Mt Beauty to Jindabyne
11 November 2016
It was a glorious morning in Mt Beauty. I loaded the bike and headed north to the Murray Valley Highway (B400) and then west to Corryong, where I refuelled, and Khancoban, where I went for a look.
Heading north towards the Murray Valley Highway on a glorious morning
The sign ahead points to the Omeo Valley Highway and so I had completed some sort of a circle since being here on Day 8
Murray Valley Highway views. First glimpse of the Snowies in the top right
I’m not going that high!
Photo opportunity at Khancoban
I think I went to Khancoban because I thought it was Australia’s highest town. It isn’t. That honour falls to Cabramurra which I was to ride past in blissful ignorance later that day. Anyway, it was pretty on the outskirts of Khancoban, so I stopped to take a photo before retracing my steps for about 5 kilometres and turning right onto Swampy Plains Creek Road which Pterodactyl had suggested I ride.
It was a great new find for the trip. I rode through bush, high plains with beautiful but dead gum trees, past dams and lakes, through cuttings, around plenty of corners, up hills, down the other side until finally I came to the Snowy Mountains Highway (B72).
Tooma Dam
Snow gums
Many Australian eucalypts thrive on being burned occasionally. Indeed they need it to regenerate. There was clear evidence of fire along much of this road. One is greeted with the sight of blackened eucalypts still producing new growth. There are also a great many of the dead snow gums that can be seen in the above picture. Apparently they will regenerate, but from below the ground, so eventually, presumably, this beautiful dead growth will disappear and be replaced by new trees.
Just past noon I came to the Tumut Pond Reservoir. It’s a beautiful setting: isolated, quiet and buried deep in a valley. The dam walls are amazing, but the dam itself looks awful as there is relatively little water in it. I learned later that it is actually a holding dam. When the spot price of electricity is high, the authority generates power from a dam higher in the system. The water flows into the Tumut Pond. Then, at a time when the spot price of electricity is low, the company buys the cheaper power and pumps the water back up again so they can do it all again.
Winding down the hill to the Tumut Pond Reservoir
The road runs along the top of the dam wall
Looking down the dam wall
Looking back at the reservoir from the other side
I still can’t work out why this sign has a point on the right hand side. As far as I can figure, I was on the Great Dividing Range at this point and I was at about 1,500 metres too!
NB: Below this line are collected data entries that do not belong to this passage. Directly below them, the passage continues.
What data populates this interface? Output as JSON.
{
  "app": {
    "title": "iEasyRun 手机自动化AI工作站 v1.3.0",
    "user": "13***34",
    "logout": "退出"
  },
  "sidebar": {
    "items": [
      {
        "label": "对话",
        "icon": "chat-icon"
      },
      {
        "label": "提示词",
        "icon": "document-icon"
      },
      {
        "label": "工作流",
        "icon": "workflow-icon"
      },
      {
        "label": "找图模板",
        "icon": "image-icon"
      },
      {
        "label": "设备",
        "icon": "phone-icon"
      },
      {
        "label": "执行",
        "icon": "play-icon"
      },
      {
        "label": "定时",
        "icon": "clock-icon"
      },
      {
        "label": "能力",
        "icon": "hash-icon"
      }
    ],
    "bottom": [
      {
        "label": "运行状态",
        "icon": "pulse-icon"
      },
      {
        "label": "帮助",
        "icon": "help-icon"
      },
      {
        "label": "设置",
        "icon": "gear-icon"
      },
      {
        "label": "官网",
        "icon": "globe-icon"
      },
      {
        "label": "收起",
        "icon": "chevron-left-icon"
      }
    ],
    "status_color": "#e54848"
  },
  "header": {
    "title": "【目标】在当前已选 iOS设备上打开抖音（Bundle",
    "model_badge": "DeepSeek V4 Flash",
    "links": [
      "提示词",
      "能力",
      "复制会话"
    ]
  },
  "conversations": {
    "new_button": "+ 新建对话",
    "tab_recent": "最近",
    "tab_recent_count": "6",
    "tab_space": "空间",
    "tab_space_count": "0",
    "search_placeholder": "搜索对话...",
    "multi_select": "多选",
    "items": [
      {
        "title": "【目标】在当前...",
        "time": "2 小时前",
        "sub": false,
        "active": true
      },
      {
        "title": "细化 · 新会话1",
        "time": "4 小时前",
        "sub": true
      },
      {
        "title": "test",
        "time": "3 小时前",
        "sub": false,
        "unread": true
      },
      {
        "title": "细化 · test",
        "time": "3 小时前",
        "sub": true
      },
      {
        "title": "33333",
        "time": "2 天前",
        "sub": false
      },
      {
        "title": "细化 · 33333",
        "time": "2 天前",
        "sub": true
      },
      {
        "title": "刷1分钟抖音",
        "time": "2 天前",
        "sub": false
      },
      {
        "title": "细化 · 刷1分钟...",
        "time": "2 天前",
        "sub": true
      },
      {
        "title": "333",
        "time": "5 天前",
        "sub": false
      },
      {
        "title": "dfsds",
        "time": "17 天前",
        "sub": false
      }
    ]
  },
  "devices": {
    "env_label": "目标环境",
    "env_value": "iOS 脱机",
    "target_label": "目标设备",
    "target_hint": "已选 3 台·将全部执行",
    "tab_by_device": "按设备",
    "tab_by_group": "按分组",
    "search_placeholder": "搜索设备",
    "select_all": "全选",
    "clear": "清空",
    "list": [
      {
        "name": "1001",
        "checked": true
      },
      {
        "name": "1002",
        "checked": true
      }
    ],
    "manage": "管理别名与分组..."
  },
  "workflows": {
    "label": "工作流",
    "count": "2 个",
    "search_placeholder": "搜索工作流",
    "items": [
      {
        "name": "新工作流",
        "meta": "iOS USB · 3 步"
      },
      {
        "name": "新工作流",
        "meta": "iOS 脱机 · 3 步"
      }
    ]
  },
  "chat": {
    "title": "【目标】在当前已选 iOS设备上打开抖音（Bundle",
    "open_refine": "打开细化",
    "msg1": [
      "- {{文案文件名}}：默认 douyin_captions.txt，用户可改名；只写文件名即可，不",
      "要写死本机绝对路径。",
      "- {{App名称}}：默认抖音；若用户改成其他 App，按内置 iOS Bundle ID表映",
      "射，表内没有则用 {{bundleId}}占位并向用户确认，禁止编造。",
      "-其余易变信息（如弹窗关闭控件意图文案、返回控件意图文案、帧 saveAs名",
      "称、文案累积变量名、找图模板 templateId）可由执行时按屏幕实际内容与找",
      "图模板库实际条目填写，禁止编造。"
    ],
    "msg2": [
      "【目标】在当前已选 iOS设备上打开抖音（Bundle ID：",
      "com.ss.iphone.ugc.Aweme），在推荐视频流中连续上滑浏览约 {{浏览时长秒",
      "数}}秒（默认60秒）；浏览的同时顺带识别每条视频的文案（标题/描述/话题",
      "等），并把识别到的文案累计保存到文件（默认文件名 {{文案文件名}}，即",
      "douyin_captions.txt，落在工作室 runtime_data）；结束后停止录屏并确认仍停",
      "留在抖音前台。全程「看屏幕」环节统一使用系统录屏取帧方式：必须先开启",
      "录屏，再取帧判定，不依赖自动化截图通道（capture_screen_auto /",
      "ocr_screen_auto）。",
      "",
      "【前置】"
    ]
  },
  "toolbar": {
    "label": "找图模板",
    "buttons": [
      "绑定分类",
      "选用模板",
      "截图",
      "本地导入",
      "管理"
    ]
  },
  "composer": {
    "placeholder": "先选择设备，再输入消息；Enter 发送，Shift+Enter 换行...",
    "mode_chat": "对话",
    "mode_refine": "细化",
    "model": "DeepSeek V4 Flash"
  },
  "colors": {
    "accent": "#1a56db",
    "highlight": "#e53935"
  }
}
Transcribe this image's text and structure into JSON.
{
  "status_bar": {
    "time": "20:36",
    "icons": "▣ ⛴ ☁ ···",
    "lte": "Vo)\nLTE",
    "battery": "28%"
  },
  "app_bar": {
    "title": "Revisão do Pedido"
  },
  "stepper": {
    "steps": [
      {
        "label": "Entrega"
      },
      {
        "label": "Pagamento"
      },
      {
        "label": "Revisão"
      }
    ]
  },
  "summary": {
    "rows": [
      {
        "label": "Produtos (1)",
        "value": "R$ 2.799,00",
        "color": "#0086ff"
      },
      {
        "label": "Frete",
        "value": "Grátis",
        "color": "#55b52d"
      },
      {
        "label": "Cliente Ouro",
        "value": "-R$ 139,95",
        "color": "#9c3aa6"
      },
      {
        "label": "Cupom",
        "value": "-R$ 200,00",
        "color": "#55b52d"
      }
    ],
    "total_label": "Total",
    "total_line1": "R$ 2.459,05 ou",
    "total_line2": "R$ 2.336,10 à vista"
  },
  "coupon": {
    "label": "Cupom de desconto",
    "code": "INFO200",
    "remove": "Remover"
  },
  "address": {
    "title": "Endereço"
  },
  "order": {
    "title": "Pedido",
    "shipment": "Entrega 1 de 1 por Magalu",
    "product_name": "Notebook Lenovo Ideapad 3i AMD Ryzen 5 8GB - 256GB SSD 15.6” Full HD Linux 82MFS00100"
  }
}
I had a late lunch at Adaminiby.
I should digress here to talk briefly about Australia’s obsession with big things. Bill Bryson commented on them in his book about Australia. There’s even an article about it in Wikipedia. ‘Big Things’ are enormous statues or sculptures of relatively ordinary things and are used to celebrate the connection of the thing with the place they are located. There’s the big lobster, the big sheep, the big pineapple, the big banana, the big motorbike, the big this, the big that. The most recent example of this curious phenomenon I’ve read about is in Tamworth New South Wales (which already boasts the Big Guitar) which recently unveiled the Big Big Mac to mark the connection of this agricultural area to the so-called food churned out by Macdonalds.
The Big Big Mac. Why? I ask you?
Adaminiby, a pretty enough town, but a place barely big enough to sustain one let alone two horses, boasts the big trout. I sat across the road and admired it while I ate my sandwich and drank my coffee.
About an hour later, as I headed towards Jindabyne, I had this great view of the Snowy Mountains.
I was staying with friends at their property just south of Jindabyne, but decided to take a quick detour up the Alpine Way out of Jindabyne. It was good road and worth the ride, although I didn’t get quite as far as I wanted before I needed to turn back.
Lake Jindabyne
On the Alpine Way. The sign says it’s the highest land for sale in Australia. It looked appealing this day.
I stopped in Jindabyne to acquire some wine to take to my hosts and then found my way south along the Barry Way to 8 kms of dirt at the end of which was my friends’ magnificent home and property.